As early as 1835, Rimersburg had a public school system which continually expanded until today the town supports one of the most progressive school systems of the tri-county area. The old Clarion County Institute, a classical academy, was opened in 1858 and continued to serve the county and community's secondary educational needs until 1899 when the building was sold at a public sale. Many of our county tradesmen can point with pride to their early training in this institute.

Rimersburg supports four churches at the present time, the Associate Presbyterian, the Presbyterian, the Methodist, and the Reformed Church, all of which are older than the town and county themselves. Construction is now underway for a Catholic Church on Purity Avenue, to be known as the St. Richards, giving Rimersburg an excellent religious background.

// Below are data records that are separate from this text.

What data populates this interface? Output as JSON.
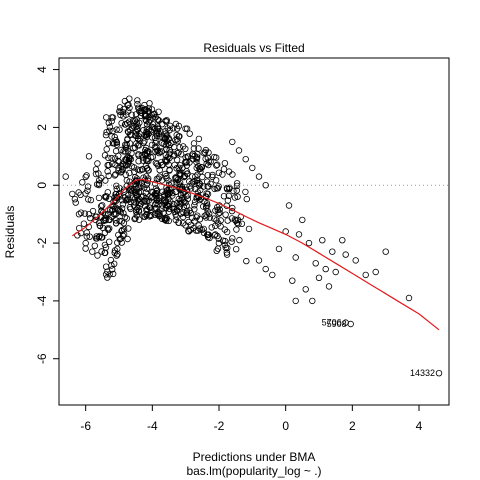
{
  "chart_data": {
    "type": "scatter",
    "title": "Residuals vs Fitted",
    "xlabel": "Predictions under BMA",
    "ylabel": "Residuals",
    "sublabel": "bas.lm(popularity_log ~ .)",
    "xlim": [
      -6.8,
      4.9
    ],
    "ylim": [
      -7.6,
      4.4
    ],
    "x_ticks": [
      -6,
      -4,
      -2,
      0,
      2,
      4
    ],
    "y_ticks": [
      -6,
      -4,
      -2,
      0,
      2,
      4
    ],
    "x_tick_labels": [
      "-6",
      "-4",
      "-2",
      "0",
      "2",
      "4"
    ],
    "y_tick_labels": [
      "-6",
      "-4",
      "-2",
      "0",
      "2",
      "4"
    ],
    "reference_line_y": 0,
    "smooth_color": "#e41a1c",
    "smooth": {
      "x": [
        -6.4,
        -6.0,
        -5.6,
        -5.2,
        -4.8,
        -4.5,
        -4.3,
        -4.0,
        -3.6,
        -3.2,
        -2.8,
        -2.4,
        -2.0,
        -1.6,
        -1.2,
        -0.8,
        -0.4,
        0.0,
        0.5,
        1.0,
        1.5,
        2.0,
        2.5,
        3.0,
        3.5,
        4.0,
        4.6
      ],
      "y": [
        -1.75,
        -1.45,
        -1.05,
        -0.6,
        -0.1,
        0.18,
        0.2,
        0.12,
        0.0,
        -0.12,
        -0.28,
        -0.45,
        -0.63,
        -0.85,
        -1.08,
        -1.3,
        -1.5,
        -1.7,
        -2.0,
        -2.35,
        -2.7,
        -3.05,
        -3.4,
        -3.75,
        -4.1,
        -4.45,
        -5.0
      ]
    },
    "labeled_points": [
      {
        "label": "14332",
        "x": 4.6,
        "y": -6.5
      },
      {
        "label": "5706",
        "x": 1.8,
        "y": -4.75
      },
      {
        "label": "5908",
        "x": 1.95,
        "y": -4.8
      }
    ],
    "outliers": [
      {
        "x": -6.6,
        "y": 0.3
      },
      {
        "x": -6.4,
        "y": -0.3
      },
      {
        "x": -6.3,
        "y": -0.6
      },
      {
        "x": -6.2,
        "y": -1.0
      },
      {
        "x": -6.1,
        "y": 0.1
      },
      {
        "x": -6.0,
        "y": -2.0
      },
      {
        "x": -5.9,
        "y": 1.0
      },
      {
        "x": -5.8,
        "y": -2.3
      },
      {
        "x": -1.6,
        "y": 1.5
      },
      {
        "x": -1.4,
        "y": 1.2
      },
      {
        "x": -1.2,
        "y": 0.9
      },
      {
        "x": -1.0,
        "y": 0.6
      },
      {
        "x": -0.8,
        "y": 0.3
      },
      {
        "x": -0.6,
        "y": 0.0
      },
      {
        "x": -0.8,
        "y": -2.6
      },
      {
        "x": -0.6,
        "y": -2.9
      },
      {
        "x": -0.4,
        "y": -3.1
      },
      {
        "x": -0.2,
        "y": -2.2
      },
      {
        "x": 0.0,
        "y": -1.6
      },
      {
        "x": 0.1,
        "y": -0.7
      },
      {
        "x": 0.2,
        "y": -3.3
      },
      {
        "x": 0.3,
        "y": -2.5
      },
      {
        "x": 0.4,
        "y": -1.7
      },
      {
        "x": 0.5,
        "y": -1.2
      },
      {
        "x": 0.6,
        "y": -3.6
      },
      {
        "x": 0.7,
        "y": -2.0
      },
      {
        "x": 0.8,
        "y": -4.0
      },
      {
        "x": 0.9,
        "y": -2.7
      },
      {
        "x": 1.0,
        "y": -3.2
      },
      {
        "x": 1.1,
        "y": -1.9
      },
      {
        "x": 1.2,
        "y": -2.9
      },
      {
        "x": 1.3,
        "y": -3.5
      },
      {
        "x": 1.4,
        "y": -2.3
      },
      {
        "x": 1.5,
        "y": -3.0
      },
      {
        "x": 1.7,
        "y": -1.9
      },
      {
        "x": 1.8,
        "y": -2.4
      },
      {
        "x": 2.1,
        "y": -2.6
      },
      {
        "x": 2.4,
        "y": -3.1
      },
      {
        "x": 2.7,
        "y": -3.0
      },
      {
        "x": 3.7,
        "y": -3.9
      },
      {
        "x": 3.0,
        "y": -2.3
      },
      {
        "x": 0.3,
        "y": -4.0
      }
    ]
  }
}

Rimersburg serves a shopping area composed of approximately one-third of the county's inhabitants, and possesses some of the finest stores of the county. Its first store, that of James Pinks, conceded by many to be the first store in the county, was operating as early as 1812. Here calico could be had at 50 cents per yard, coffee at 75 cents a pound, tea at $4 a pound and salt at $5 a bushel. From this humble beginning the town has constantly supplied the mercantile needs for the surrounding area and is at the present time one of the most progressive communities in western Pennsylvania.

  1. History of Clarion County, A.J. Davis, A.J.; Syracuse, N.Y.: D. Mason&Co. 1887, accessed February, 2024.
  2. McCormack, Kenneth J., Clarion County Centennial, 1840-1940: August 26 to September 2, Clarion County Centennial Association, 1940.